Until this ticket is resolved: https://github.com/dotcloud/docker/issues/2224

Don’t keep the node_modules directory in your local folder. Maybe create a symlink to a directory outside of the source? I haven’t tried this yet. I don’t know if Docker follows symlinks on context upload.

Use this tip when building your Dockerfile for efficient image building: http://bitjudo.com/blog/2014/03/13/building-efficient-dockerfiles-node-dot-js/

Essentially, ADD the package.json file to /tmp, npm install there, and then make a directory called /opt/app or something. Move the node_modules there, and then WORKDIR /opt/app, and ADD /opt/app .

That way, you’ll only be re-installing dependencies when your package.json changes.

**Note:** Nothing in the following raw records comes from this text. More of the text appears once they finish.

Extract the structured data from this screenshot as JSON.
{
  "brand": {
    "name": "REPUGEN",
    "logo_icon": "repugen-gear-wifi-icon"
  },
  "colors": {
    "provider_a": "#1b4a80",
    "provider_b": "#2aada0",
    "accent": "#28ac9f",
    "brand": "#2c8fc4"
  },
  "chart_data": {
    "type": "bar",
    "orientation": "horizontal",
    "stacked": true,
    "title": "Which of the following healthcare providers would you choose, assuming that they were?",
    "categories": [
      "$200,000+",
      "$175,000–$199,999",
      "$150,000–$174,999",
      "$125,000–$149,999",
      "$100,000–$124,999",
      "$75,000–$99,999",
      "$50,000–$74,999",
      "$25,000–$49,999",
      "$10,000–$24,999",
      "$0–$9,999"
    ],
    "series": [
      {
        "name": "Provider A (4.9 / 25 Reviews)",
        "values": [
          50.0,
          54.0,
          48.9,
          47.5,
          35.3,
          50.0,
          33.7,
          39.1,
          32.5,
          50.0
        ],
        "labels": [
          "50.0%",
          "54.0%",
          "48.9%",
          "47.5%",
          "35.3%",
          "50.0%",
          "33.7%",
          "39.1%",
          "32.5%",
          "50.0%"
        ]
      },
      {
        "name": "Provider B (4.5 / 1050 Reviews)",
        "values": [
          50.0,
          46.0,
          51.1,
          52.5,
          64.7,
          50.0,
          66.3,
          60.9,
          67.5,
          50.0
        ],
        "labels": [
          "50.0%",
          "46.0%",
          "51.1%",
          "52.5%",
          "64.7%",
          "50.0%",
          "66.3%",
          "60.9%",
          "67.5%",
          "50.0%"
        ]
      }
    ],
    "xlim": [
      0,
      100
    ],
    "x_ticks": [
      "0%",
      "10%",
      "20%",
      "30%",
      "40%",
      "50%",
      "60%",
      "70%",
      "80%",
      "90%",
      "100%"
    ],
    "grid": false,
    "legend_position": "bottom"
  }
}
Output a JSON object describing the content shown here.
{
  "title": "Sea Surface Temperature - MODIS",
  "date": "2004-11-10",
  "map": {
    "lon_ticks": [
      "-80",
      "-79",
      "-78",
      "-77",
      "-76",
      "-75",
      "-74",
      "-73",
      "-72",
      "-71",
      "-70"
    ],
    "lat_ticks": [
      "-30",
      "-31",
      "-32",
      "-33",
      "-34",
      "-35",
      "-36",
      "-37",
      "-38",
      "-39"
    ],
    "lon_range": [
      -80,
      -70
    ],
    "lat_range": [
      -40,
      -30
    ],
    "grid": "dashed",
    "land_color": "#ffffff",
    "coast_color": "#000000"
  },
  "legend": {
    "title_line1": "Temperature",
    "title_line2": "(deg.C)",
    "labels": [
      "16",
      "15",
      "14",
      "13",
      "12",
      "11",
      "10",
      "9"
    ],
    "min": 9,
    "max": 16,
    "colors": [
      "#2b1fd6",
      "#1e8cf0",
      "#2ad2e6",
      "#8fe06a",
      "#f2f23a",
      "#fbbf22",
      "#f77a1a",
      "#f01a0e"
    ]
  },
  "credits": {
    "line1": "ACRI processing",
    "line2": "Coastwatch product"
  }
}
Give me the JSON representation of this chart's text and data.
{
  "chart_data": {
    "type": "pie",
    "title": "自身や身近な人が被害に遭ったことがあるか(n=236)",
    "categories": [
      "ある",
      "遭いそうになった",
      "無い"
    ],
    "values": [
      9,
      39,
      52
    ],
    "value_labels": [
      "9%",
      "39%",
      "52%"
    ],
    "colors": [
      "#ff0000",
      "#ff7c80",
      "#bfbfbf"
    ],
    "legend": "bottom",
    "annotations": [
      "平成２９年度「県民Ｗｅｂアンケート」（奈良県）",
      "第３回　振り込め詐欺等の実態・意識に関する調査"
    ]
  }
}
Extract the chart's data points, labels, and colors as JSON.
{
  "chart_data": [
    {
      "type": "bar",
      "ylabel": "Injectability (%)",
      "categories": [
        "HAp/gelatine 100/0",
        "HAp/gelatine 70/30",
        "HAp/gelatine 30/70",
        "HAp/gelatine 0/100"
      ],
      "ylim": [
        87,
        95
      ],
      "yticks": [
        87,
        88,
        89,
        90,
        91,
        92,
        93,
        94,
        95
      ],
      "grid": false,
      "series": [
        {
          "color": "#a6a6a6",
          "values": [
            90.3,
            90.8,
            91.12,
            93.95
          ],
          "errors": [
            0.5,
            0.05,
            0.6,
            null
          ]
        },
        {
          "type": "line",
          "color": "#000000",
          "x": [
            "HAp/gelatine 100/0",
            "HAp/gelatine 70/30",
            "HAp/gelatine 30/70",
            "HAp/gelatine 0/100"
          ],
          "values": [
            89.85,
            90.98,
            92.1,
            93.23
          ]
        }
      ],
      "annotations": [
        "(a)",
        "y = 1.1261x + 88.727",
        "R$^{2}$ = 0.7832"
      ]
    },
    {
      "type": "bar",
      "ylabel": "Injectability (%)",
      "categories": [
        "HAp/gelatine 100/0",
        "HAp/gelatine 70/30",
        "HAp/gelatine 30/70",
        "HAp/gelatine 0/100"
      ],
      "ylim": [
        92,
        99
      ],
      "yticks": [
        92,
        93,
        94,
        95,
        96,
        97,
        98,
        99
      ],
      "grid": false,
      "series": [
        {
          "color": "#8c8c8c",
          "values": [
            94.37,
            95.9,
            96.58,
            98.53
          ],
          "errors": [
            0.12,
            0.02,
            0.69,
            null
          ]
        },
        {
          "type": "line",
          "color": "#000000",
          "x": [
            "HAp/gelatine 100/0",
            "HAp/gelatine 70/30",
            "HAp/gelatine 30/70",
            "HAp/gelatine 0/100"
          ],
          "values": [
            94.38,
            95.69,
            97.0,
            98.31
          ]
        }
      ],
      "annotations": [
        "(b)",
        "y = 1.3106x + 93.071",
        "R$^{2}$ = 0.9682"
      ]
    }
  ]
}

Next, if you want automatic source file watching and server restarting, globally install nodemon. Then, create a script inside of your project: bin/run that has the commands to build your docker image and run it. Something like this:


docker kill tmp
docker build -t tmp .
docker run -t -i —rm —name tmp -p LOCAL:CONTAINER tmp

Then run nodemon -x bin/run index.js and nodemon will automatically watch all .js files for changes, and when a change happens, it’ll kill your docker container, rebuild it, and re-run it. It should all happen in under a second or two.

The only strangeness I noticed is that my express server in my mode container took sometimes more than ten seconds to respond to an initial request after a container reboot. Subsequent requests were snappy.